In the paper he read to the British Association at Bristol, Davy anticipated the value of acetylene as an illuminating gas: "From the brilliance with which the new gas burns in contact with the atmosphere it is, in the opinion of the author, admirably adapted for the purpose of artificial light, if it can be procured at a cheap rate."

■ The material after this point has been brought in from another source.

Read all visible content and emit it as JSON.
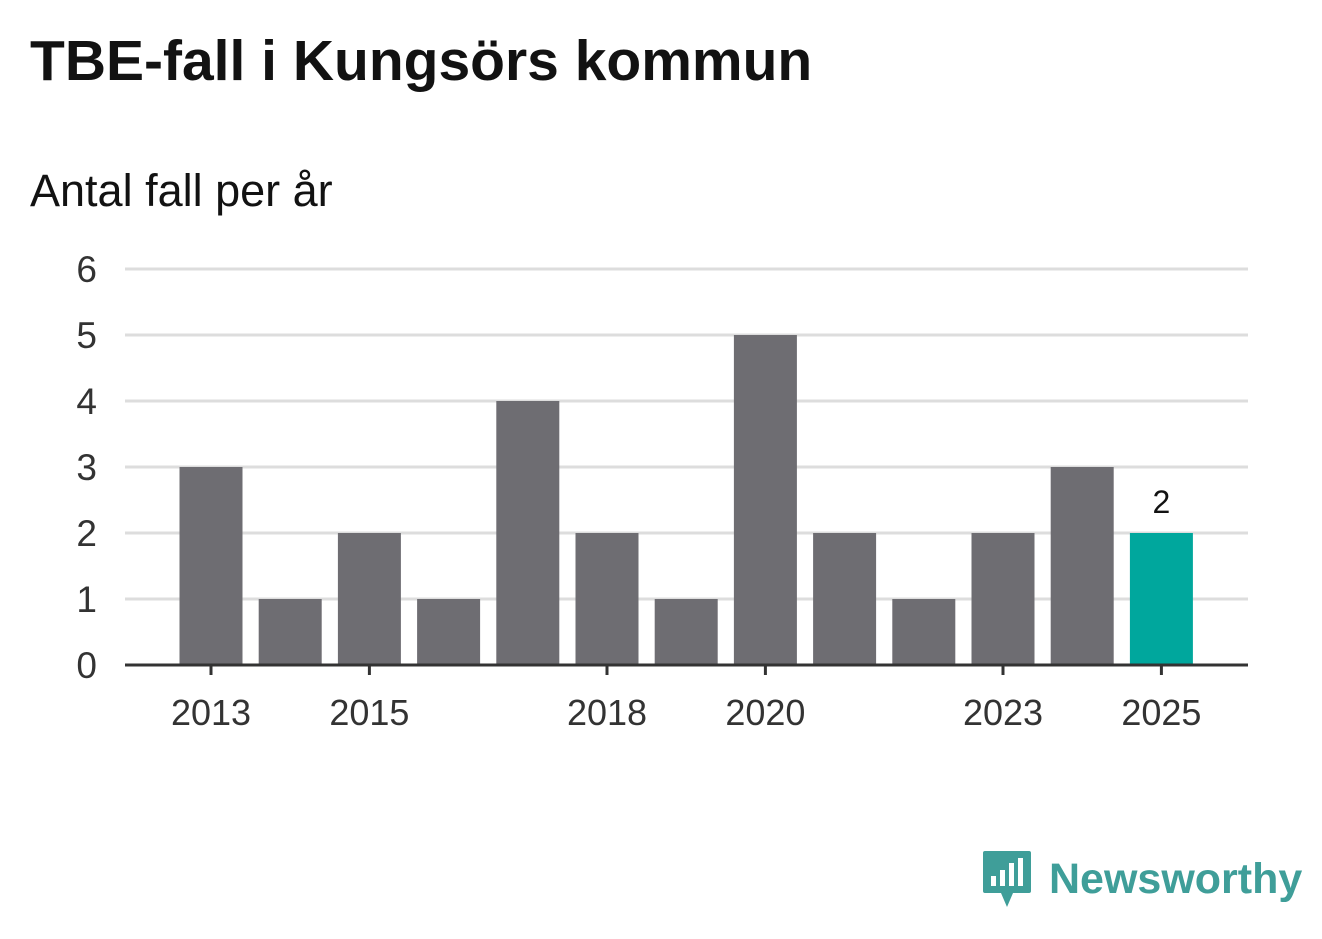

Thereafter it was forgotten until Marcellin Berthelot rediscovered this hydrocarbon compound in 1860, for which he coined the name "acetylene."

===Chemistry in agriculture===
Davy was active in promoting scientific knowledge, whereby popular courses of lectures were established throughout Ireland. In some of his own lectures at the Royal Dublin Society, Davy showed his special interest in the applications of chemistry in agriculture. He published several papers concerning manures and chemical aids useful to farmers. These included "An Essay on the Use of Peat or Turf as a Means of Promoting Public Health and the Agriculture of the United Kingdom" (1850), and "An account of some Experiments made to determine the relative deodorizing Powers of Peat-charcoal, Peat, and Lime" (1856).

He also studied the uptake of arsenic by crops from artificial manures chemically prepared with sulphuric acid in which it was not usual to have arsenic as an impurity. Testing the growth of plants, he found "that arsenic might be taken up in considerable quantities by plants without destroying their vitality, or appearing even to interfere with their proper functions." He understood that arsenic was a cumulative poison, and that with continued consumption the "substance may collect in the system till its amount may exercise an injurious effect on the health of men and animals."